With the coming of Hitler, Eisler fled to the US, where he attempted to help New York City’s Composers’ Collective foster a comparable proletarian song movement enlisting Aaron Copland, among others. This went nowhere and Eisler wound up in Los Angeles. Though he found employment as a film composer, another musical outcome – an expression of estrangement to set beside Schoenberg’s Pearl Harbor patriotism — was the Hollywood Songbook.

Of his American exile, Schoenberg wrote that he “came from one country into another . . . where my head can be erect, where kindness and cheerfulness is dominating, and where to live is a joy and to be an expatriate of another country is the grace of God. . . . I was driven into paradise.”
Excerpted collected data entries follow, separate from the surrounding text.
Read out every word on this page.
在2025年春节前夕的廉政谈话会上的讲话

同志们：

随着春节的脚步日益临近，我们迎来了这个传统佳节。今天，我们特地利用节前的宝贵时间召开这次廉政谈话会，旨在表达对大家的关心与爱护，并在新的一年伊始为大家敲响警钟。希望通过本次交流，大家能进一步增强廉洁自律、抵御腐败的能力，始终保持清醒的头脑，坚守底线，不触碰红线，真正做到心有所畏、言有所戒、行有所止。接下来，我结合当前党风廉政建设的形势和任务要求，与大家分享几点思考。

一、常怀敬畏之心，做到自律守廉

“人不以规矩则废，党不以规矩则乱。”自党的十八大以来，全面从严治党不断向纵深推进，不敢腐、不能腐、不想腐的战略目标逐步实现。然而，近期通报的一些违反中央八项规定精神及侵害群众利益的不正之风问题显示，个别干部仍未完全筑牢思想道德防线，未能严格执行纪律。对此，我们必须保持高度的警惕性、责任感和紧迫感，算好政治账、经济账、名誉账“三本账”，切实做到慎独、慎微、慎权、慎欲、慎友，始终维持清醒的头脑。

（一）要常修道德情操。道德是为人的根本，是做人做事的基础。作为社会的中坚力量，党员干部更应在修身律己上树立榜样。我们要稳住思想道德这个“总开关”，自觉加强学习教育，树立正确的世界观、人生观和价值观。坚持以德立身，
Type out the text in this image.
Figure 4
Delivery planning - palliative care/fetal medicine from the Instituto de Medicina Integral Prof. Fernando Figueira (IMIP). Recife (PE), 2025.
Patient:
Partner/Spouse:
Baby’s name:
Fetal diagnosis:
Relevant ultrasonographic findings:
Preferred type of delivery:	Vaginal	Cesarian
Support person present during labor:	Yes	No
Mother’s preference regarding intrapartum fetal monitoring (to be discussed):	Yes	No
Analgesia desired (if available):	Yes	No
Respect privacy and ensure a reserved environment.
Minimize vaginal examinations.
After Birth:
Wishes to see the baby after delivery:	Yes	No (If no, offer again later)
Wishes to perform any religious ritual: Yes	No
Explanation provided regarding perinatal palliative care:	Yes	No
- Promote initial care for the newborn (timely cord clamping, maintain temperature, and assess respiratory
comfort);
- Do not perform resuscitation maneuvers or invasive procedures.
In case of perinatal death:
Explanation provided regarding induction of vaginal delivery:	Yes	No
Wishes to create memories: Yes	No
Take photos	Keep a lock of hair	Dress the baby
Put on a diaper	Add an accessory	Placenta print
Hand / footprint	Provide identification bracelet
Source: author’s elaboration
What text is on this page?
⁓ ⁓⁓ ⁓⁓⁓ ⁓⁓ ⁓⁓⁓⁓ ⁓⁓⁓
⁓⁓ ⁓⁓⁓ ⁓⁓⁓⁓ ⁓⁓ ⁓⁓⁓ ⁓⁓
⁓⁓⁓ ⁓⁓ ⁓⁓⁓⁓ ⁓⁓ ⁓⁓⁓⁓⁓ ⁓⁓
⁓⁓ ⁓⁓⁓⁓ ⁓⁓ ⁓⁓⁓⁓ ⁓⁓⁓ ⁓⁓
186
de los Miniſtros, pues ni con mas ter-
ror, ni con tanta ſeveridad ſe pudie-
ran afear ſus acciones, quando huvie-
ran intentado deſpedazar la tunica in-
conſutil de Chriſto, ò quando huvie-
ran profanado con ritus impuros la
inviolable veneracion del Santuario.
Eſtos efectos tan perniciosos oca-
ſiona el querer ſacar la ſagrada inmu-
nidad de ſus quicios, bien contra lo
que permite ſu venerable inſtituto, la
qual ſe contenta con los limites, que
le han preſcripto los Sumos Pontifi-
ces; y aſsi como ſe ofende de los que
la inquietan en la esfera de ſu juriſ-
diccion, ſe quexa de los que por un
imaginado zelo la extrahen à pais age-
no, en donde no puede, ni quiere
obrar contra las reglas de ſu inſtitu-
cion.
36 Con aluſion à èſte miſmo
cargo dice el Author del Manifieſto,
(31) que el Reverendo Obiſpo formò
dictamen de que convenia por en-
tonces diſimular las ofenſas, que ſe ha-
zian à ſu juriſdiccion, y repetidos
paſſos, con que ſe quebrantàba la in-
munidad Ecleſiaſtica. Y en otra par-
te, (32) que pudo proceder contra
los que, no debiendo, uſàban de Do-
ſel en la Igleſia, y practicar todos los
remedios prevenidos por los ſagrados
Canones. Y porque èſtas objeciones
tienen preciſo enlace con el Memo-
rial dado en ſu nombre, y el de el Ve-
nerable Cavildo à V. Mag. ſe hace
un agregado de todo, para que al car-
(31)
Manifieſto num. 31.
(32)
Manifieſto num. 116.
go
Meanwhile Eisler was blacklisted and interrogated as the “Karl Marx of Music.” He was conspicuously deported in 1948. His response, also widely reported, read: “I leave this country not without bitterness and infuriation. I could well understand it when in 1933 the Hitler bandits put a price on my head and drove me out. They were the evil of the period; I was proud at being driven out. But I feel heartbroken over being driven out of this beautiful country in this ridiculous way.”

In East Berlin, Eisler composed the national anthem for the German Democratic Republic. Though re-united with Brecht, he discovered himself ideologically suspect all over again. In effect, he is a composer who endured a condition of exile for most of his professional life.

Schoenberg died in Los Angeles in 1951, Eisler in East Berlin in 1962.